An HIV notice and consent form means an insurance company can: A: Take a blood sample from an insurance applicant even if they refuse a test B: Not inform the MIB of a positive result C: Disclose a positive HIV test result to the producer who wrote the application D: Use a positive test result to refuse an offer of coverage

D: Use a positive test result to refuse an offer of coverage An HIV notice and consent form allows the insurer to use a positive test result to deny coverage for an insured.

Of the following parties, all are legally qualified to sign the application for insurance EXCEPT: A: the applicant B: the examining paramedic if a medical exam is required C: the insured D: a minor child

D: a minor child A minor child is not legally able to sign a policy application because they are not a competent party.

A producer takes an application from a proposed insured without receiving payment of the first premium. The producer visits the proposed insured to deliver the policy and is informed that the health of the applicant has deteriorated since the time of application. In this situation, the producer should: A: obtain the premium from the prospect and send it to the company immediately B: rate the policy and obtain any additional premium required C: deliver the policy as it was issued D: refuse to deliver the policy or to accept any premium offered

D: refuse to deliver the policy or to accept any premium offered Since the insured's health has changed and initial premium was NOT paid with the application, the policy should not be offered and no coverage will exist.

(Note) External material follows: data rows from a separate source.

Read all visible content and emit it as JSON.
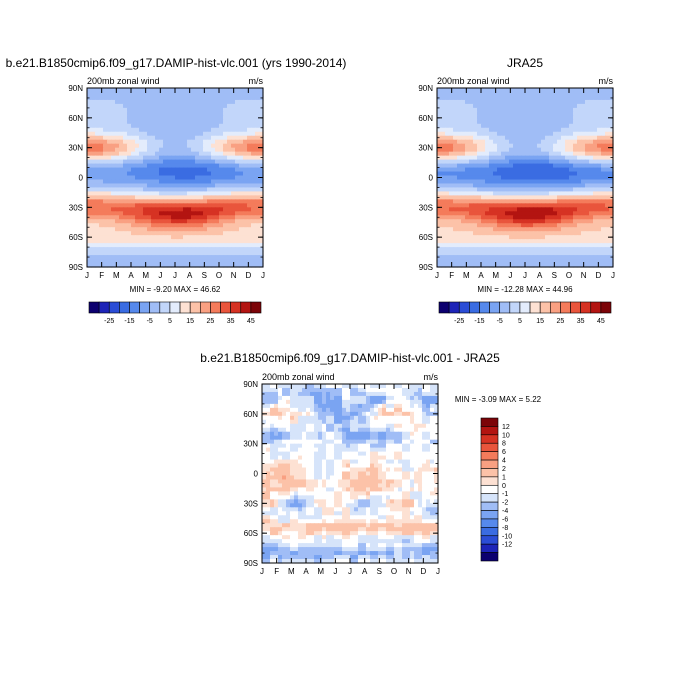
{
  "chart_data": [
    {
      "type": "heatmap",
      "title": "b.e21.B1850cmip6.f09_g17.DAMIP-hist-vlc.001 (yrs 1990-2014)",
      "left_label": "200mb zonal wind",
      "right_label": "m/s",
      "x_ticks": [
        "J",
        "F",
        "M",
        "A",
        "M",
        "J",
        "J",
        "A",
        "S",
        "O",
        "N",
        "D",
        "J"
      ],
      "y_ticks": [
        "90N",
        "60N",
        "30N",
        "0",
        "30S",
        "60S",
        "90S"
      ],
      "stats_text": "MIN =  -9.20 MAX =  46.62",
      "colorbar_labels": [
        "-25",
        "-15",
        "-5",
        "5",
        "15",
        "25",
        "35",
        "45"
      ],
      "levels": [
        -30,
        -25,
        -20,
        -15,
        -10,
        -5,
        0,
        5,
        10,
        15,
        20,
        25,
        30,
        35,
        40,
        45,
        50
      ],
      "colors": [
        "#0c006f",
        "#1d24b8",
        "#2b4dd6",
        "#3a6ce2",
        "#5689ec",
        "#7aa4f2",
        "#a0bdf6",
        "#c2d6fa",
        "#e3ecfc",
        "#fde1d3",
        "#fcc2a8",
        "#f9a082",
        "#f47b5b",
        "#e9553c",
        "#d63223",
        "#b31411",
        "#7c0408"
      ],
      "min": -9.2,
      "max": 46.62
    },
    {
      "type": "heatmap",
      "title": "JRA25",
      "left_label": "200mb zonal wind",
      "right_label": "m/s",
      "x_ticks": [
        "J",
        "F",
        "M",
        "A",
        "M",
        "J",
        "J",
        "A",
        "S",
        "O",
        "N",
        "D",
        "J"
      ],
      "y_ticks": [
        "90N",
        "60N",
        "30N",
        "0",
        "30S",
        "60S",
        "90S"
      ],
      "stats_text": "MIN = -12.28 MAX =  44.96",
      "colorbar_labels": [
        "-25",
        "-15",
        "-5",
        "5",
        "15",
        "25",
        "35",
        "45"
      ],
      "levels": [
        -30,
        -25,
        -20,
        -15,
        -10,
        -5,
        0,
        5,
        10,
        15,
        20,
        25,
        30,
        35,
        40,
        45,
        50
      ],
      "colors": [
        "#0c006f",
        "#1d24b8",
        "#2b4dd6",
        "#3a6ce2",
        "#5689ec",
        "#7aa4f2",
        "#a0bdf6",
        "#c2d6fa",
        "#e3ecfc",
        "#fde1d3",
        "#fcc2a8",
        "#f9a082",
        "#f47b5b",
        "#e9553c",
        "#d63223",
        "#b31411",
        "#7c0408"
      ],
      "min": -12.28,
      "max": 44.96
    },
    {
      "type": "heatmap",
      "title": "b.e21.B1850cmip6.f09_g17.DAMIP-hist-vlc.001 - JRA25",
      "left_label": "200mb zonal wind",
      "right_label": "m/s",
      "x_ticks": [
        "J",
        "F",
        "M",
        "A",
        "M",
        "J",
        "J",
        "A",
        "S",
        "O",
        "N",
        "D",
        "J"
      ],
      "y_ticks": [
        "90N",
        "60N",
        "30N",
        "0",
        "30S",
        "60S",
        "90S"
      ],
      "stats_text": "MIN =  -3.09 MAX =   5.22",
      "colorbar_labels": [
        "12",
        "10",
        "8",
        "6",
        "4",
        "2",
        "1",
        "0",
        "-1",
        "-2",
        "-4",
        "-6",
        "-8",
        "-10",
        "-12"
      ],
      "levels": [
        -14,
        -12,
        -10,
        -8,
        -6,
        -4,
        -2,
        -1,
        0,
        1,
        2,
        4,
        6,
        8,
        10,
        12,
        14
      ],
      "colors": [
        "#0c006f",
        "#1d24b8",
        "#2b4dd6",
        "#3a6ce2",
        "#5689ec",
        "#7aa4f2",
        "#a0bdf6",
        "#d6e4fa",
        "#ffffff",
        "#fde1d3",
        "#fcc2a8",
        "#f9a082",
        "#f47b5b",
        "#e9553c",
        "#d63223",
        "#b31411",
        "#7c0408"
      ],
      "min": -3.09,
      "max": 5.22
    }
  ]
}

All of the following may be required of a producer at delivery EXCEPT: A: obtain extra premium for a rated policy B: explain the policy and all riders C: obtain a statement of good health D: require the insured to reapply

D: require the insured to reapply At delivery an agent may have to collect premium, obtain a statement of good health and explain the policy to the insured.

The conditional receipt specifies all of the following EXCEPT: A: when coverage may possibly begin B: the amount of initial premium paid by the applicant C: the date the application was taken D: that an insured who did not pay premium initially will pay upon delivery

D: that an insured who did not pay premium initially will pay upon delivery Since payment has to be given in order to issue a conditional receipt, an insured who does not pay will not be issued a receipt.

All of the following is CORRECT about Investor Originated Life Insurance EXCEPT: A: it is an illegal transaction B: It is also known as STOLI C: it violates insurable interest D: the department of insurance allows a producer to write one IOLI policy per year

D: the department of insurance allows a producer to write one IOLI policy per year Investor Originated Life Insurance (IOLI) also know as Stranger Originated Life Insurance (STOLI) is a practice in which an investor induces an insured to buy a policy with the intention of the insured sell the policy while they are alive for profit. A producer cannot legally write a IOLI policy at anytime.